En adictos a la pizzaun animado grupo de Facebook de fanáticos de la pizza, algunos críticos son igualmente devotos de la versión original, en su ciudad original.
"Ese no es Ahbeetz", insistió una mujer sobre un lugar estilo New Haven cerca de Albany, Nueva York. "Es un pastel atractivo… pero no New Haven".
Un hombre se lamentó de la avalancha de imitadores. "Vamos a arruinar el estilo de New Haven", dijo.
Jennifer Bimonte-Kelly, nieta de Frank Pepe, insiste en que esa preocupación es innecesaria. Ella dice que las tartas de Pepe, por ejemplo, se pueden hacer en cualquier lugar que "defienda y mantenga su técnica, tradición y arte".
En un correo electrónico, señaló que miembros de su familia todavía forman parte de la junta, aunque ya no dirigen las operaciones diarias.
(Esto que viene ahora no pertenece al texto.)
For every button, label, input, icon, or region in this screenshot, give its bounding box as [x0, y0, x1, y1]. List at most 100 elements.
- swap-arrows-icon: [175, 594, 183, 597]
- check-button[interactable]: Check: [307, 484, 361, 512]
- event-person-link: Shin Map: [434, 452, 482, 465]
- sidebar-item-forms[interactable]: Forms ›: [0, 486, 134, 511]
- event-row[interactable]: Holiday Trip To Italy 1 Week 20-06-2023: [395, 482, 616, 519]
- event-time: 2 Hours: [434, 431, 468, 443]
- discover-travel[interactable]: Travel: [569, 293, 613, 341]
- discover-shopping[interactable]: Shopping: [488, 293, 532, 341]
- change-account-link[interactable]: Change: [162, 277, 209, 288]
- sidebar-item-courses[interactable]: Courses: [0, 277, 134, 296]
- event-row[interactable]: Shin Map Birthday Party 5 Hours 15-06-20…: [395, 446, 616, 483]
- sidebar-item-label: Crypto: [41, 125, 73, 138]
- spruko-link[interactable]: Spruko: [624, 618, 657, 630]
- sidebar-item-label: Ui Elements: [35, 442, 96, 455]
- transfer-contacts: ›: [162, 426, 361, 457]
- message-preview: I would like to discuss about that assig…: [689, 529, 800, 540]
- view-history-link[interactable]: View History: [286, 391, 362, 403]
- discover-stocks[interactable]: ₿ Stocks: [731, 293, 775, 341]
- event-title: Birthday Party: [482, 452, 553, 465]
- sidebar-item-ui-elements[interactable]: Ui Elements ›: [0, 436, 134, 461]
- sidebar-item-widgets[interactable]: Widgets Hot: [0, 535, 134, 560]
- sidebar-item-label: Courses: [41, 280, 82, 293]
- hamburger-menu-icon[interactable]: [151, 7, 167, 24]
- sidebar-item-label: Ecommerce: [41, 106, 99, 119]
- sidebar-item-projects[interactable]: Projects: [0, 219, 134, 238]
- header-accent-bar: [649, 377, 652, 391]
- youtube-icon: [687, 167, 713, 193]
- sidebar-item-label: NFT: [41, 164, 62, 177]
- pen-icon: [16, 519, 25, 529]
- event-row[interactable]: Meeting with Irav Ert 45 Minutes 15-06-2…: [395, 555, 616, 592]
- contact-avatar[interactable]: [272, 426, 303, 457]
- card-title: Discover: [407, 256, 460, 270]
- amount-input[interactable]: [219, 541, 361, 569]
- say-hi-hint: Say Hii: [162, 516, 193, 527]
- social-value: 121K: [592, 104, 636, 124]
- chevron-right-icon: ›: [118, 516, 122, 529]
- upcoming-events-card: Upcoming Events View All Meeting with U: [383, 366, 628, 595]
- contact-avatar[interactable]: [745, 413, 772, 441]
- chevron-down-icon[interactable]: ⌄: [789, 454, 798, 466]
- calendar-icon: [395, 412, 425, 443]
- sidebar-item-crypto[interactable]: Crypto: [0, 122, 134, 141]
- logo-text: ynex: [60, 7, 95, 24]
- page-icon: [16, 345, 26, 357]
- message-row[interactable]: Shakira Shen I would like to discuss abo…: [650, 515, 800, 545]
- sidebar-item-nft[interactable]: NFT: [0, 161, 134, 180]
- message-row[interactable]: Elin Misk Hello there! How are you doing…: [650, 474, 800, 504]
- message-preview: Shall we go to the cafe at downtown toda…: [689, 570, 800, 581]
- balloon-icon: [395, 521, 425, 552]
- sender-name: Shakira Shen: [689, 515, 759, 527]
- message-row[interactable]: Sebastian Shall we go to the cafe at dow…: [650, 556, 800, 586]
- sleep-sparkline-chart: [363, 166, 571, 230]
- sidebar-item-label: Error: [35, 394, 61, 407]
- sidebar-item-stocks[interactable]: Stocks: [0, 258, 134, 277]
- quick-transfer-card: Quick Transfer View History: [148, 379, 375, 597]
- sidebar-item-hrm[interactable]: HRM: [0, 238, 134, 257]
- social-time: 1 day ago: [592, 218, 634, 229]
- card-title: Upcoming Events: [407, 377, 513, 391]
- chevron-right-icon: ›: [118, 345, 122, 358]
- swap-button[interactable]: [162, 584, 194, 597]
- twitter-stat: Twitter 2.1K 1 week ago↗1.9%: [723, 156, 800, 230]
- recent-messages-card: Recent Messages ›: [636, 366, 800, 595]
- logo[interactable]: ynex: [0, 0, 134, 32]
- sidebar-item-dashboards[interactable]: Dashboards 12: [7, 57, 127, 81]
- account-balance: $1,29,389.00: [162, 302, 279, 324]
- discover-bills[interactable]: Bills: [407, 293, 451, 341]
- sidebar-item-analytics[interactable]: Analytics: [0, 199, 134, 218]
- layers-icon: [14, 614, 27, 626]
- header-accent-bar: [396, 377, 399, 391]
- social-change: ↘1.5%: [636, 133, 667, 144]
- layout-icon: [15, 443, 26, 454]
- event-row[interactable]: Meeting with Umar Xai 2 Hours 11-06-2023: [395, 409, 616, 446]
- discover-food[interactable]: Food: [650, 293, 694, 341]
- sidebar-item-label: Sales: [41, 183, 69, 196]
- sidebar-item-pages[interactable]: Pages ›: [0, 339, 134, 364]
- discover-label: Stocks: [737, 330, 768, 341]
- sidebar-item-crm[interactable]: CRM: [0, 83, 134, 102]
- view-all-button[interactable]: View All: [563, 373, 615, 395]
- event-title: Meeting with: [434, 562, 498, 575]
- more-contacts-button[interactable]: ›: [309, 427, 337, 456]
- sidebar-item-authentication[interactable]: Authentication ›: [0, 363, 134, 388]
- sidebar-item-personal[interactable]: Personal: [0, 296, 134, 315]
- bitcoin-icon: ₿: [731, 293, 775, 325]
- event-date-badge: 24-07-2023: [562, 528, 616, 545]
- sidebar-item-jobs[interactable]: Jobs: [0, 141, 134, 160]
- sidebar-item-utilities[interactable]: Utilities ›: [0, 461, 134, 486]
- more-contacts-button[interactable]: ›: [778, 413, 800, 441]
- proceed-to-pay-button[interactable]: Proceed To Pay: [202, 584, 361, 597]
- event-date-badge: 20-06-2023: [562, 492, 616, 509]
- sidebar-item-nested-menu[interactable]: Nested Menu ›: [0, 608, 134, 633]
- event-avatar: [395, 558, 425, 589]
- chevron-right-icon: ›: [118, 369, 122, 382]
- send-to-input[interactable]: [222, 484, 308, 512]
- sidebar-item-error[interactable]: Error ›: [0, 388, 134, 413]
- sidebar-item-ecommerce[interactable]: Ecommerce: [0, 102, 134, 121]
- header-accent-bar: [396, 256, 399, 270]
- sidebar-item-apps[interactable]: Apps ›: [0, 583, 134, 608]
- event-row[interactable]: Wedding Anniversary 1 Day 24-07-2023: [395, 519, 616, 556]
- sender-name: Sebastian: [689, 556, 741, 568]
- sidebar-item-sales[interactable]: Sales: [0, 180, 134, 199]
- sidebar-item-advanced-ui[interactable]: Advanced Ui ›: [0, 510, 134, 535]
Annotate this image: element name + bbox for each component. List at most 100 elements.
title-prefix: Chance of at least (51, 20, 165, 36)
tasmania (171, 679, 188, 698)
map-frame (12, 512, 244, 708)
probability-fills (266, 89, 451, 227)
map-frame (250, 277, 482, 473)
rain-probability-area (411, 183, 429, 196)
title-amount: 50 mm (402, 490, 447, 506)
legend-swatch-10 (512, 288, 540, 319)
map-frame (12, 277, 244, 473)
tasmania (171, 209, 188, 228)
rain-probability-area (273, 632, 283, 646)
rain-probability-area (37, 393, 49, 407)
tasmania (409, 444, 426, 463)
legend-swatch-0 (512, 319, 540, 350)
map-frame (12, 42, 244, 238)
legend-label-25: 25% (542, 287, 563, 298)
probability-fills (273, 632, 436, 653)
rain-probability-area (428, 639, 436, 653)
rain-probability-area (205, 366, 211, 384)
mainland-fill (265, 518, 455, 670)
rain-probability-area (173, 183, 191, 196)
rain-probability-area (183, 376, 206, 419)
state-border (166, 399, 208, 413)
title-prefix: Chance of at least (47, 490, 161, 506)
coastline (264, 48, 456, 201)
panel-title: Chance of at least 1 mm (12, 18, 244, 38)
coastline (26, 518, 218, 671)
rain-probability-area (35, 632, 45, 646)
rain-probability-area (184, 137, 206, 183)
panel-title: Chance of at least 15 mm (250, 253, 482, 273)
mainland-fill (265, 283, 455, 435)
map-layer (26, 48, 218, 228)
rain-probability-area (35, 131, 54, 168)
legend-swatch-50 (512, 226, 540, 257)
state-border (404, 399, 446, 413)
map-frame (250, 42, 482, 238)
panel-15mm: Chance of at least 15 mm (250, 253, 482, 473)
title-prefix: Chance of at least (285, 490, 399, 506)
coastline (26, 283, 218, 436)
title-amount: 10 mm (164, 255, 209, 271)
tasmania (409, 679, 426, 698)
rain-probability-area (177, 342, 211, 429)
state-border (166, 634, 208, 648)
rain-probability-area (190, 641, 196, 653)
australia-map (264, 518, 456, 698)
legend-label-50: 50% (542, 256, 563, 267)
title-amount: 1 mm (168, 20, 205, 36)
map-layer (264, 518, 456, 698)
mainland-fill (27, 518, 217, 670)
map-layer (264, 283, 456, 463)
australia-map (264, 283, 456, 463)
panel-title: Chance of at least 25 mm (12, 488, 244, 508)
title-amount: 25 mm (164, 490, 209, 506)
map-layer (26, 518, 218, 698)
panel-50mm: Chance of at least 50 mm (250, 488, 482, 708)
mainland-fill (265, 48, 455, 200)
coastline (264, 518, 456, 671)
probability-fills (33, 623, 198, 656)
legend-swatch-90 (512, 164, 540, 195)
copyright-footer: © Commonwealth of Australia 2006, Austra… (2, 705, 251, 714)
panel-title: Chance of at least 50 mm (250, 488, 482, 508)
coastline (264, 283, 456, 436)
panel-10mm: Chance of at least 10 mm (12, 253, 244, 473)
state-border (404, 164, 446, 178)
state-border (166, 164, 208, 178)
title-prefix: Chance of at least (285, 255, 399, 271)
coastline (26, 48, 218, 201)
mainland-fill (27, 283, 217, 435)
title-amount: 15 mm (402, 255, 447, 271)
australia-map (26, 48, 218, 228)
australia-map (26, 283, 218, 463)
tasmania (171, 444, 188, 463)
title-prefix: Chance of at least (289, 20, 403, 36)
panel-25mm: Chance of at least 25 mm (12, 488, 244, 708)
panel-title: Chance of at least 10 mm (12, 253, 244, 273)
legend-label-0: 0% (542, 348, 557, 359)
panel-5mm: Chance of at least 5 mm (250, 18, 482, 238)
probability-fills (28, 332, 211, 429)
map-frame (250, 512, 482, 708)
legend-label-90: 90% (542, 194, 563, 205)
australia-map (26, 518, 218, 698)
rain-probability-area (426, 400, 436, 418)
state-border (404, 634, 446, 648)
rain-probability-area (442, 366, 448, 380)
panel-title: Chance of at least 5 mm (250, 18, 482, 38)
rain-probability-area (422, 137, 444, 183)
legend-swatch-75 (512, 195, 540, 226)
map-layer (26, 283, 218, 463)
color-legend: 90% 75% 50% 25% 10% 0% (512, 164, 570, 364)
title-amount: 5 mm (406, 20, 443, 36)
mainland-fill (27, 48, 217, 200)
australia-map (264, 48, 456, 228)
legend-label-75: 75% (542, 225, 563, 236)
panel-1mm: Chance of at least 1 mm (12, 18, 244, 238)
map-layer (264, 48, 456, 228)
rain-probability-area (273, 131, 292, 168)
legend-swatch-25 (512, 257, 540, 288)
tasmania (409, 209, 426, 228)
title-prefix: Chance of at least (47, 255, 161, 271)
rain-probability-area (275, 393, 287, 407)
Y, dijo, se tomaron muy en serio la transferencia de propiedad en 2006 (y las posteriores expansiones de Pepe). En cada una de sus nuevas ubicaciones, reprodujeron el horno, las cabinas y los familiares techos de hojalata verde de New Haven.
"Sólo una réplica exacta sería suficiente", afirmó.
Aun así, algunos de los mismos empresarios que atienden a la diáspora pizzera de New Haven reconocen sus limitaciones.
Jimmy Fantin, propietario Fantini’s en Stuart, Florida, trabajó en Pepe’s cuando era adolescente. Ha llenado su pizzería con parafernalia de New Haven: fotografías antiguas de New Haven, una pancarta de Yale e incluso una definición de “apizza”.
Pero incluso él dice que nada puede superar a una porción real de New Haven, hecha en New Haven y comida en New Haven.
“¿Alguna vez habrá algo mejor que el original?” dijo Fantin, de 57 años. “Hasta donde yo sé, no”.